Moi Marichal (Martial) EUGUEPERSE
Président de la susdite Administration municipale, après avoir fait lecture en présence des parties et des témoins,
1° de l’acte de naissance de Louis COSTE en date du vingt trois mars mil sept cent quatre vingt deux (23 mars 1782) qui constate qu’il est né le vingt deux dudit mois même année (22 mars 1782) du légitime mariage de Léonard COSTE et de Marguerite TEIL ci-dessus dénommés;
2° de l’acte de naissance de Jeanne VERGNE en date du vingt mars mil sept cent soixante dix (27 mars 1770) portant que la dite VERGNE est née le même jour que dessus, du légitime mariage de Antoine VERGNE et de feu (décédée) Louise BARDOT
3° de l’acte de publication de promesse de mariage entre les futurs conjoints publié et affiché, conformément à la loi, le vingt (20) du présent moy(mois) par Pierre ROUBY, adjoint municipal de la commune de Laval, et par Joichain (Joachim ?) GRENIER agent municipal de Lapleau
4° du consentement verbal de Léonard COSTE père au futur
Après aussi que lesdits Louys COSTE et Jeanne VERGNE ont eu déclaré à haute et intelligible voix se prendre mutuellement pour époux, j’ai prononcé, au nom de la loi, que Louys COSTE et Jeanne VERGNE sont unis en mariage, et j’ai rédigé le présent acte en présence des parties et des témoins, qui ont déclaré ne savoir signé, sauf de Pierre ROUBY qui a signé avec nous
Fait en la Maison commune de Lapleau les jour, mois et an que dessus.
(ass) EYXGUEPERCE Pdt (Président)
ROUBY Témoin

Transcrição feita gentilmente pela senhora Corinne Durand do grupo de genealogia Yahoo GenCorreze.

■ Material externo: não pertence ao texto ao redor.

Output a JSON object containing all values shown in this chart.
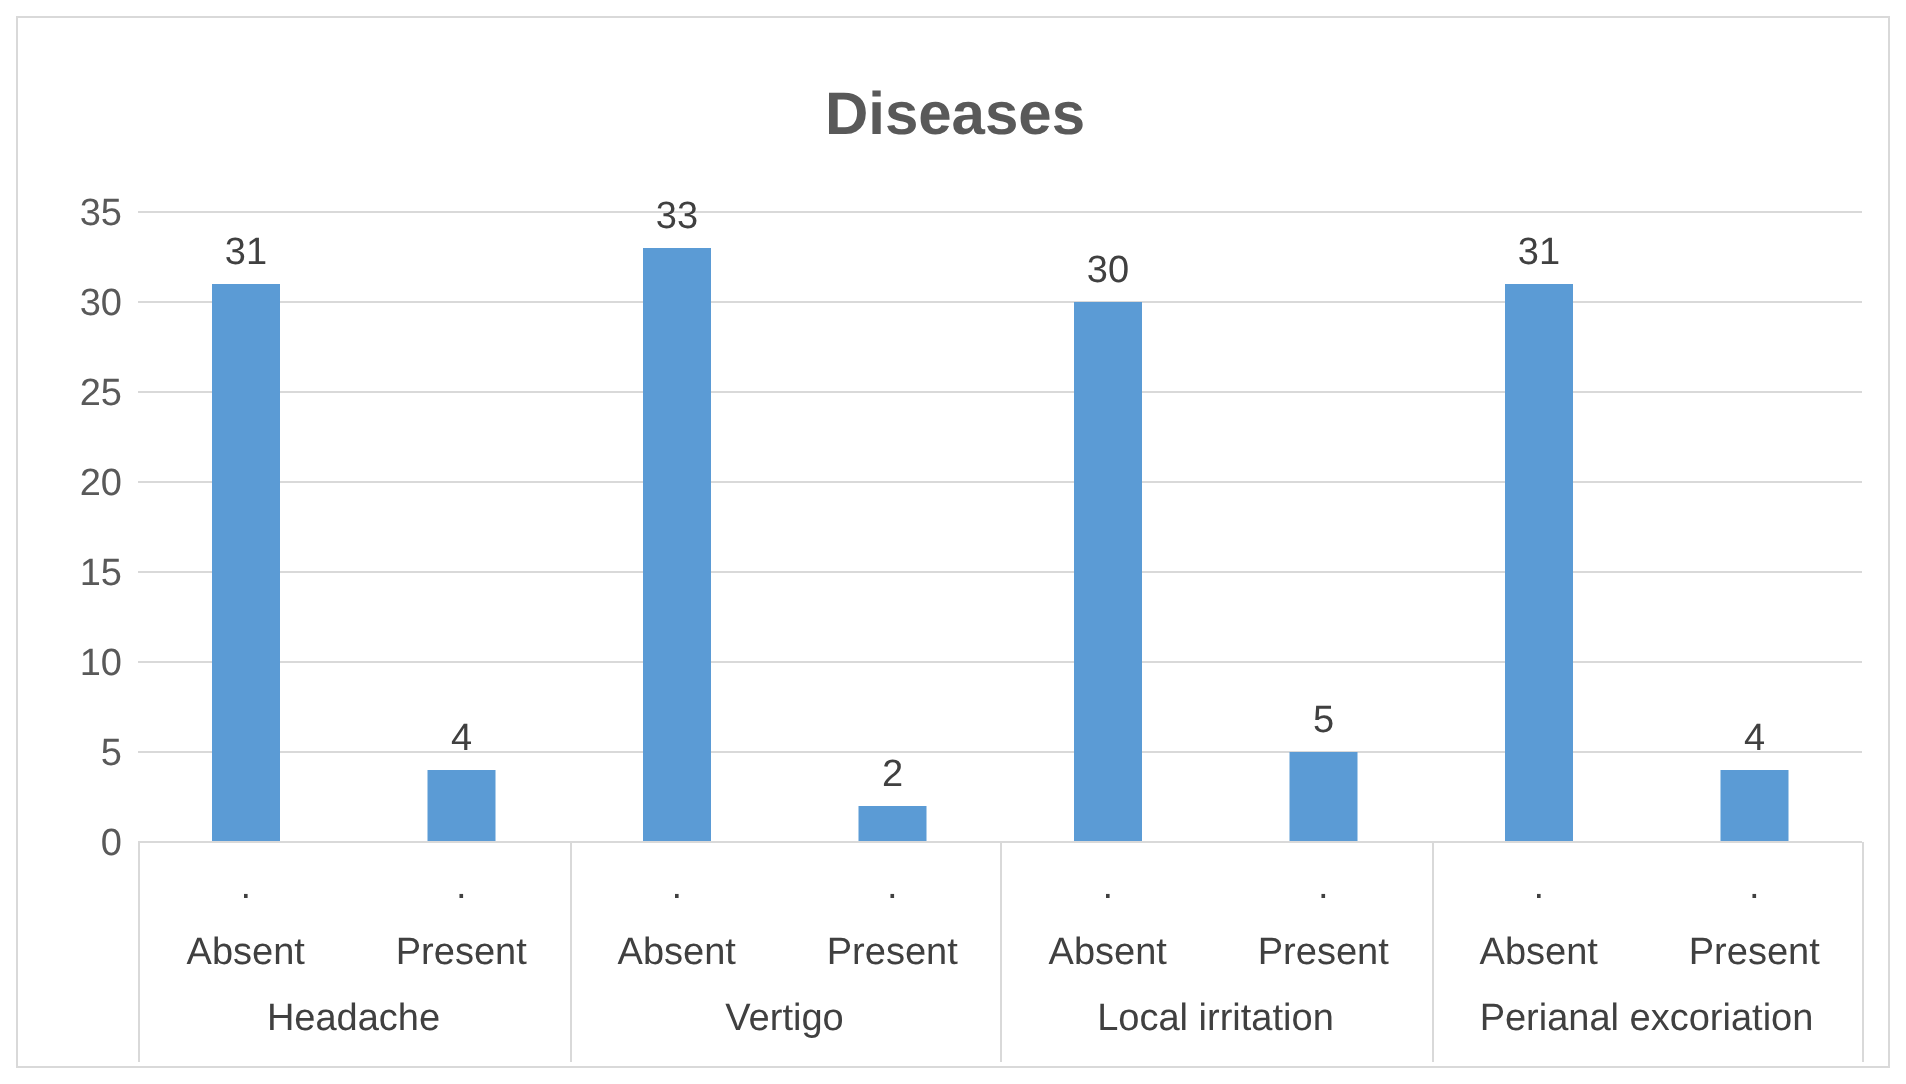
{
  "chart_data": {
    "type": "bar",
    "title": "Diseases",
    "categories": [
      ".\nAbsent",
      ".\nPresent",
      ".\nAbsent",
      ".\nPresent",
      ".\nAbsent",
      ".\nPresent",
      ".\nAbsent",
      ".\nPresent"
    ],
    "values": [
      31,
      4,
      33,
      2,
      30,
      5,
      31,
      4
    ],
    "color": "#5b9bd5",
    "ylim": [
      0,
      35
    ],
    "yticks": [
      0,
      5,
      10,
      15,
      20,
      25,
      30,
      35
    ],
    "grid": "y",
    "data_labels": true,
    "annotations": [
      "Headache",
      "Vertigo",
      "Local irritation",
      "Perianal excoriation"
    ]
  }
}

Em 5 de setembro de 1798 (19 frutidor ano VI ) a Lei Joourdan-Delbrel institucionaliza o serviço militar obrigatório na França revolucionária. Por essa lei todo jovem entre 20 e 25 anos deveria se alistar, solteiro ou viúvo sem filhos, que tivesse mais de 1,54m de altura.  Seria escolhido através de um sorteio e poderia ser substituído por outro rapaz.

Em março de 1802, Louis Coste completou 20 anos e deveria portanto, se alistar no exército francês. Por ser casado e com filho, teoricamente deveria estar fora das fileiras, mas provavelmente não foi o que aconteceu. Se não foi ele mesmo sorteado, alistou-se no lugar de algum rapaz sorteado que tivesse condições financeiras de pagar um substituto, o que era bem comum na época. As famílias com mais posses pagavam para alguém mais pobre servir no seu lugar. Os mais pobres recebiam, além o valor da substituição, o garantido soldo mensal do exército.

Aqui no Brasil a figura do substituto também existiu, notadamente na Guerra do Paraguai (1864-1870).

Residente em Laval, Louis Coste teria se alistado na cidade de Tulle, a principal do departamento de Corrèze. Em tempos de guerra o serviço militar era de sete anos.